Statistics. The number of biological replicates was not defined using a statistical framework. To reduce bias, image analyses were performed using ImageJ macros where possible. Blinding to the genotype was not feasible at E14.5 and E18.5, since the phenotype is readily evident. Graphs show scatter dot plots with the mean ± SEM. Deviations of genotype proportion from the expected value were tested using χ² test. Statistical significance of differences between means was evaluated by t test, which was performed because we only tested for the effect of genotype and not age. Paired t test was used when comparing the difference in distribution of cells in mosaic embryos. A P value of less than 0.05 was considered significant.
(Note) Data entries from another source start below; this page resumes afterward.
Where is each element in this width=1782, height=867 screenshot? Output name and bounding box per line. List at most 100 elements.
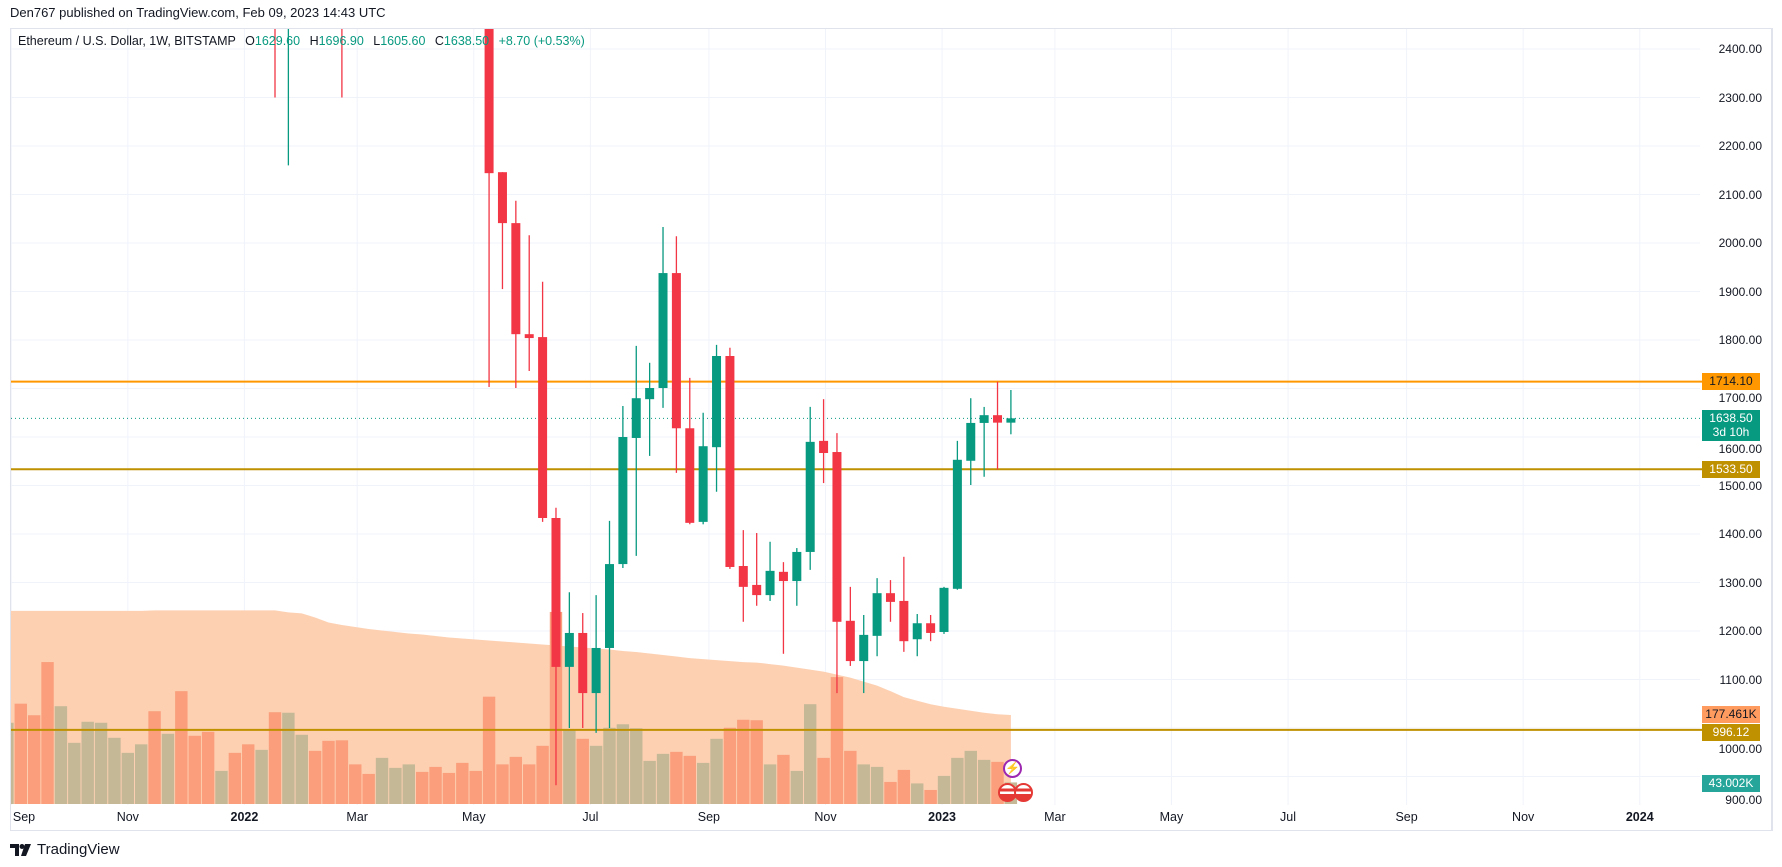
volume-bar [255,749,268,804]
volume-bar [81,721,94,804]
time-tick-label: Mar [346,810,368,824]
candle [952,440,962,590]
high-label: H [309,34,319,48]
candle [832,433,842,694]
volume-bar [375,757,389,804]
price-tick-label: 1600.00 [1718,442,1762,456]
high-value: 1696.90 [318,34,364,48]
volume-bar [68,742,81,804]
volume-bar [335,740,349,804]
volume-bar [349,764,362,804]
candle [738,530,748,622]
symbol-name: Ethereum / U.S. Dollar, 1W, BITSTAMP [18,34,236,48]
time-tick-label: 2022 [230,810,259,824]
candle-body [872,593,882,636]
candle-body [511,223,521,335]
candle-body [738,566,748,587]
candle [939,586,949,634]
volume-bar [482,696,496,804]
candle [993,381,1003,470]
candle [658,226,668,408]
candle-body [631,398,641,438]
volume-bar [817,757,830,804]
volume-bar [830,677,844,804]
candle-body [926,623,936,633]
volume-bar [108,737,121,804]
lower-level-tag: 996.12 [1702,724,1760,741]
time-tick-label: 2024 [1625,810,1654,824]
volume-bar [14,703,27,804]
volume-bar [161,733,175,804]
candle-body [752,584,762,596]
candle [912,614,922,657]
candle [819,399,829,484]
candle [511,200,521,389]
candle-body [765,570,775,596]
candle [805,406,815,570]
candle [872,578,882,657]
lightning-event-icon[interactable]: ⚡ [1003,759,1022,778]
candle-body [845,620,855,662]
candle-body [484,29,494,174]
volume-bar [188,735,201,804]
candle [752,533,762,606]
price-tick-label: 1500.00 [1718,479,1762,493]
us-flag-event-icon[interactable] [1014,783,1033,802]
volume-bar [804,704,817,804]
volume-bar [135,744,148,804]
price-tick-label: 2300.00 [1718,90,1762,105]
candle-body [899,600,909,642]
volume-bar [616,724,630,804]
volume-bar [750,720,763,804]
volume-bar [228,752,242,804]
publish-info: Den767 published on TradingView.com, Feb… [10,5,386,20]
volume-bar [911,783,924,804]
price-tick-label: 900.00 [1725,793,1762,807]
volume-bar [41,662,54,804]
candle [845,586,855,666]
candle-body [538,337,548,518]
volume-bar [11,722,14,804]
low-label: L [373,34,381,48]
candle [645,362,655,456]
candle [564,592,574,728]
candle-body [859,634,869,662]
candle-body [497,172,507,224]
candle [341,29,343,98]
volume-bar [777,754,790,804]
volume-bar [790,770,804,804]
candle [1006,390,1016,435]
price-tick-label: 2400.00 [1718,42,1762,56]
candle [287,29,290,166]
current-price: 1638.50 [1709,411,1753,425]
candle [538,281,548,522]
volume-bar [442,772,456,804]
candles [274,29,1016,786]
price-axis-border [1772,28,1773,831]
volume-bar [924,789,937,804]
candle [631,345,641,556]
tradingview-logo[interactable]: TradingView [10,841,120,858]
volume-bar [27,715,41,804]
volume-bar [670,751,683,804]
volume-bar [710,738,723,804]
volume-bar [897,769,911,804]
candle-body [578,632,588,694]
volume-bar [576,738,589,804]
candle-body [591,647,601,694]
price-tick-label: 1200.00 [1718,624,1762,638]
candle [618,405,628,568]
volume-bar [603,727,616,804]
tradingview-brand: TradingView [37,841,120,858]
candle [671,236,681,473]
candle [551,507,561,786]
candle [792,548,802,606]
symbol-legend: Ethereum / U.S. Dollar, 1W, BITSTAMP O16… [18,34,585,48]
volume-bar [201,731,215,804]
volume-bar [175,691,188,804]
volume-bar [630,728,643,804]
volume-bar [951,757,964,804]
candle-body [605,564,614,648]
candle [778,562,788,654]
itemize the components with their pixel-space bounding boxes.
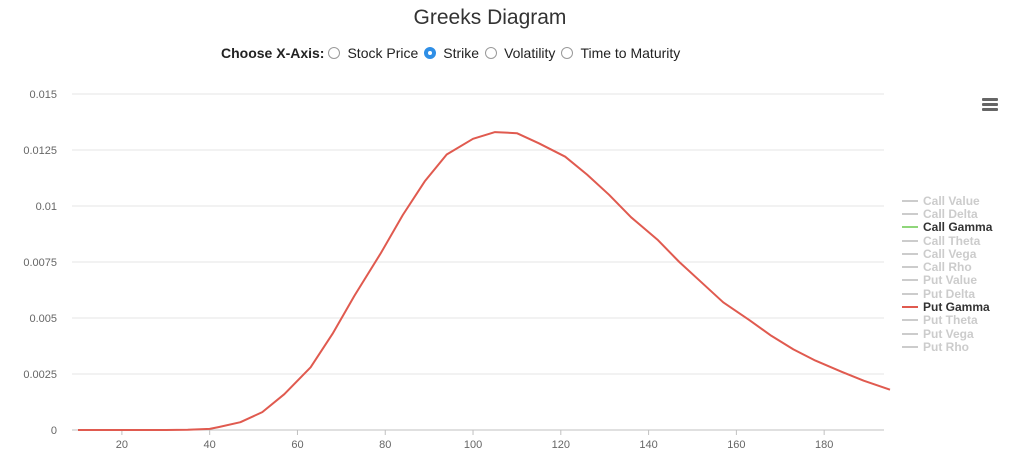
legend-line-icon	[902, 226, 918, 229]
radio-option-stock-price[interactable]: Stock Price	[328, 45, 418, 61]
legend-line-icon	[902, 266, 918, 269]
y-tick-label: 0.015	[29, 89, 57, 101]
legend-item[interactable]: Put Theta	[902, 313, 992, 328]
legend-label: Call Vega	[923, 246, 977, 261]
legend-label: Put Delta	[923, 286, 976, 301]
legend-line-icon	[902, 199, 918, 202]
legend-item[interactable]: Call Value	[902, 193, 992, 208]
radio-button-volatility[interactable]	[485, 47, 498, 59]
legend-item[interactable]: Call Delta	[902, 206, 992, 221]
y-tick-label: 0.0025	[23, 369, 57, 381]
radio-label-strike: Strike	[443, 45, 480, 61]
legend-label: Call Gamma	[923, 220, 993, 235]
radio-button-strike[interactable]	[424, 47, 437, 59]
chart-legend: Call Value Call Delta Call Gamma Call Theta…	[902, 194, 992, 354]
series-line-put-gamma[interactable]	[78, 131, 891, 431]
radio-button-stock-price[interactable]	[328, 47, 341, 59]
y-tick-label: 0.0075	[23, 257, 57, 269]
y-tick-label: 0	[51, 425, 57, 437]
legend-line-icon	[902, 332, 918, 335]
x-tick-label: 120	[552, 439, 570, 451]
chart-title: Greeks Diagram	[413, 6, 567, 29]
legend-item[interactable]: Call Vega	[902, 246, 992, 261]
legend-label: Call Rho	[923, 260, 972, 275]
legend-line-icon	[902, 239, 918, 242]
legend-label: Call Theta	[923, 233, 981, 248]
hamburger-menu-icon[interactable]	[982, 98, 998, 112]
x-tick-label: 20	[116, 439, 128, 451]
x-tick-label: 60	[291, 439, 303, 451]
y-tick-label: 0.005	[29, 313, 57, 325]
x-tick-label: 100	[464, 439, 482, 451]
x-tick-label: 160	[727, 439, 745, 451]
legend-label: Put Theta	[923, 313, 978, 328]
x-tick-label: 180	[815, 439, 833, 451]
legend-label: Put Rho	[923, 339, 969, 354]
radio-button-time-to-maturity[interactable]	[561, 47, 574, 59]
radio-label-time-to-maturity: Time to Maturity	[580, 45, 681, 61]
radio-label-stock-price: Stock Price	[347, 45, 419, 61]
legend-line-icon	[902, 319, 918, 322]
legend-line-icon	[902, 279, 918, 282]
x-axis-chooser: Choose X-Axis: Stock Price Strike Volati…	[221, 42, 686, 64]
radio-option-volatility[interactable]: Volatility	[485, 45, 555, 61]
x-axis-chooser-label: Choose X-Axis:	[221, 45, 325, 61]
legend-line-icon	[902, 212, 918, 215]
legend-item[interactable]: Call Gamma	[902, 220, 993, 235]
legend-item[interactable]: Call Rho	[902, 260, 992, 275]
radio-label-volatility: Volatility	[504, 45, 556, 61]
y-tick-label: 0.0125	[23, 145, 57, 157]
y-tick-label: 0.01	[36, 201, 57, 213]
x-tick-label: 140	[639, 439, 657, 451]
legend-line-icon	[902, 345, 918, 348]
legend-line-icon	[902, 306, 918, 309]
legend-item[interactable]: Put Rho	[902, 339, 992, 354]
legend-line-icon	[902, 252, 918, 255]
x-tick-label: 40	[204, 439, 216, 451]
legend-label: Put Vega	[923, 326, 974, 341]
legend-label: Call Delta	[923, 206, 978, 221]
legend-item[interactable]: Put Value	[902, 273, 992, 288]
legend-label: Call Value	[923, 193, 980, 208]
radio-option-time-to-maturity[interactable]: Time to Maturity	[561, 45, 680, 61]
radio-option-strike[interactable]: Strike	[424, 45, 479, 61]
legend-item[interactable]: Put Delta	[902, 286, 992, 301]
legend-label: Put Value	[923, 273, 978, 288]
legend-item[interactable]: Call Theta	[902, 233, 992, 248]
legend-item[interactable]: Put Gamma	[902, 300, 992, 315]
legend-label: Put Gamma	[923, 300, 990, 315]
chart-plot-area: 0 0.0025 0.005 0.0075 0.01 0.0125 0.015 20 40 60 8…	[23, 89, 891, 451]
legend-line-icon	[902, 292, 918, 295]
legend-item[interactable]: Put Vega	[902, 326, 992, 341]
x-tick-label: 80	[379, 439, 391, 451]
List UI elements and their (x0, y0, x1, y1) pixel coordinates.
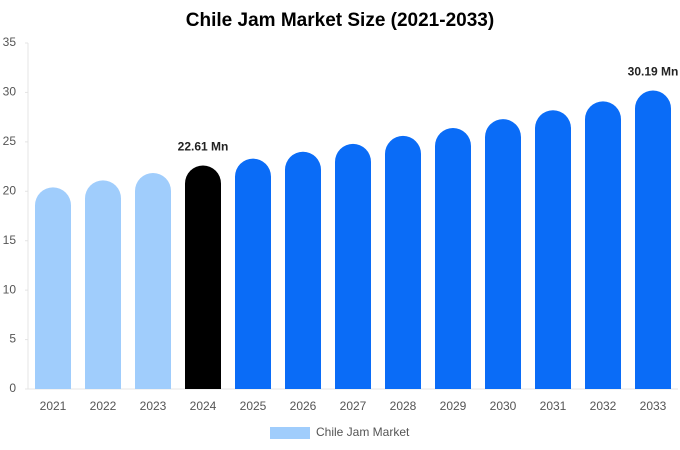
y-tick-label: 10 (3, 282, 17, 296)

All tests were 2-tailed and were performed using core functions in the R statistical environment, version 3.6.1.

Study approval. The studies presented here were conducted following the guidelines of the American Veterinary Medical Association (AVMA) and were approved by the Institutional Animal Care and Use Committee at UCSF.